De fato, o papa Francisco tem impulsionado processos eclesiais significativos que sinalizam e estão a gerar avanços na concretização de uma urgente e necessária reforma na Igreja Católica. Entre estes processos podemos aqui mencionar alguns:
- A criação do conselho de cardeais para auxiliá-lo no projeto de reforma da Cúria Romana, já no primeiro ano de seu magistério, e de muitos outros conselhos eclesiais;
- A recuperação do papel e uma mudança significativa na dinâmica interna dos sínodos – da família, da juventude, para a Amazônia e, agora, da sinodalidade – de forma a reconhecer maior autonomia e autoridade, tanto nos processos de escuta e de participação quanto na de seus documentos de trabalho e de conclusão;
- A recuperação da compreensão da Igreja como comunhão sinodal, “Igreja de Igrejas”, com reconhecimento da autoridade e da autonomia das Igrejas locais com suas conferências episcopais;
- O impulso que deu à Igreja da Amazônia: a criação da Repam, a convocação e realização do Sínodo para a Amazônia, a publicação da exortação Querida Amazônia, pela qual reconheceu o Documento de Trabalho resultante da grande escuta e a criação da Conferência Eclesial da Amazônia e não de mais uma Conferência Episcopal. Um verdadeiro laboratório ou fermento de novas práticas eclesiais;
- As suas encíclicas Laudato si’ e Fratelli tutti, bem como projetos como Economia da Francisco, Pacto Global pela Educação etc. inovaram na linguagem, na abordagem das temáticas e recuperaram certo protagonismo eclesial, com responsabilidade ético humanista, nas grandes discussões candentes da humanidade;
- O lançamento de uma Assembleia Eclesial Latino-americana e caribenha, com amplo processo de escuta;
- Uma crítica contundente, de forma recorrente e aberta, contra o clericalismo, acompanhada da nomeação estratégica de leigos e leigas para cargos de decisão na cúria e da convocação de um sínodo especial sobre a sinodalidade na Igreja.
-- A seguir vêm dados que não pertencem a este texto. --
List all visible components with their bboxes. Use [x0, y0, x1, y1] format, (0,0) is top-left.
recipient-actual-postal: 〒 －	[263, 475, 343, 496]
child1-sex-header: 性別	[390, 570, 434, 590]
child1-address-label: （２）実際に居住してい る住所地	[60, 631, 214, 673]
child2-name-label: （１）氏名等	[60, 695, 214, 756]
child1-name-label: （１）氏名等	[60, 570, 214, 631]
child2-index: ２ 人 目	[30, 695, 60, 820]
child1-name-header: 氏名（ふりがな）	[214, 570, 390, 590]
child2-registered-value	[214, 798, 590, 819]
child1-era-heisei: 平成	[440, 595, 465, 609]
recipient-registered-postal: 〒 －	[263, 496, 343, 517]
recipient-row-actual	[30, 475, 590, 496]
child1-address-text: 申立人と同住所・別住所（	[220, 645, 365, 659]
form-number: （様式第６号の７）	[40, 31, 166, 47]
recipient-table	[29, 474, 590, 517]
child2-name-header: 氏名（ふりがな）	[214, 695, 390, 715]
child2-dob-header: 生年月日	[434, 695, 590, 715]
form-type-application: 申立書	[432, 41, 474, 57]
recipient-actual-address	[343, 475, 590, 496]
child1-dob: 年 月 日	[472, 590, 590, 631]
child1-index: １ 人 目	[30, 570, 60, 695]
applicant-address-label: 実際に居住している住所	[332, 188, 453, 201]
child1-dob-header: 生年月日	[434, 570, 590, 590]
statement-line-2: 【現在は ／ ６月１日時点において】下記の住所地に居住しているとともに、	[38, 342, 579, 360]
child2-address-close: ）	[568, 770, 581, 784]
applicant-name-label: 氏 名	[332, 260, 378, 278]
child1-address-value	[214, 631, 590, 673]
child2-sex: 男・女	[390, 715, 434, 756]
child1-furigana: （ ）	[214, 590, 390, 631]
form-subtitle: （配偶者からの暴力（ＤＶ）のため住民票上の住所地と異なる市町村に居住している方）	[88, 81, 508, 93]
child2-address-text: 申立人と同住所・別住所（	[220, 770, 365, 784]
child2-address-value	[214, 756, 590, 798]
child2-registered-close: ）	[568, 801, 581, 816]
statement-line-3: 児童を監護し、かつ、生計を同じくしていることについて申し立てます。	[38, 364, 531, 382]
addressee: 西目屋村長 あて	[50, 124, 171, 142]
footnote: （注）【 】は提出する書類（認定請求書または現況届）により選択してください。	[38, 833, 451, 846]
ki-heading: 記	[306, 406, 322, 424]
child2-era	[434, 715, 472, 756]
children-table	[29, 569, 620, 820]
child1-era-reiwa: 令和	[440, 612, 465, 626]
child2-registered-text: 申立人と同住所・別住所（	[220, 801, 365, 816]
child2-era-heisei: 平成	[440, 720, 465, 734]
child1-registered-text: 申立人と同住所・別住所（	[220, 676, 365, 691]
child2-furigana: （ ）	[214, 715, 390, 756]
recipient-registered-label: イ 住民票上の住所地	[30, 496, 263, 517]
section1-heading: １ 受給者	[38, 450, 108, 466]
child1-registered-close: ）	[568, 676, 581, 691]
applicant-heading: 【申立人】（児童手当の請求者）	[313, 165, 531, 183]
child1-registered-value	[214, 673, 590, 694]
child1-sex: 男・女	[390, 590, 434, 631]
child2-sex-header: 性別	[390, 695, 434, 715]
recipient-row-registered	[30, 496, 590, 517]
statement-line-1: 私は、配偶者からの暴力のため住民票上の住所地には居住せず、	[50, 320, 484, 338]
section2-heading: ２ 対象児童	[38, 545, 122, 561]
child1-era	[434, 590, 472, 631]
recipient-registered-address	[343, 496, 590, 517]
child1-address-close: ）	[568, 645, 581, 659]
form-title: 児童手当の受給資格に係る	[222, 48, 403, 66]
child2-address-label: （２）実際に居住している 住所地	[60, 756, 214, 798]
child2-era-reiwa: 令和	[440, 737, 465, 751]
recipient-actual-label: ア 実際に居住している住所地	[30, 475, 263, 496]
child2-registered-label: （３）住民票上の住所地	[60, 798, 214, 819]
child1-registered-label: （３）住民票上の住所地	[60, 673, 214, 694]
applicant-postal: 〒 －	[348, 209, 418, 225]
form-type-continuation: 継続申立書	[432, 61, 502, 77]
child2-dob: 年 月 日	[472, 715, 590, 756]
Tudo isso sinaliza, de fato, a emergência e o vigor da chegada de um tempo novo no dinamismo eclesial católico contemporâneo? Tudo dependerá do pós-parto, de como cuidaremos da criança que está para nascer. Ou seja, qual será o nosso grau de abertura ao Espírito Santo, ao discernimento dos sinais do tempo e à vontade divina? Que grau de coragem teremos para assumir os processos de conversão pastoral e de fazer uma reforma das estruturas e práticas da Igreja? Qual será a adesão dos cristãos ao novo que nasce? Confesso, sinceramente, que não sei se, para este caso, a afirmação de que “o novo sempre vem” se confirmará, mas, como cristão e teólogo, desejo ardentemente que assim seja.
Sobre o autor
Edward Guimarães é teólogo leigo. Doutor em Ciências da Religião pela PUC Minas e mestre em Teologia pela Faculdade Jesuíta de Filosofia e Teologia (FAJE). Professor do Departamento de Ciências da Religião da PUC Minas, onde atua como secretário executivo do Observatório da Evangelização. Assessor no Regional Leste 2 da CNBB, das Comunidades Eclesiais de Base (CEBs), da catequese, do ecumenismo e diálogo inter-religioso, pastorais sociais e movimentos populares. Membro da Comunidade Bremen, do grupo Emaús, da atual diretoria da Sociedade de Teologia e Ciências da Religião – SOTER.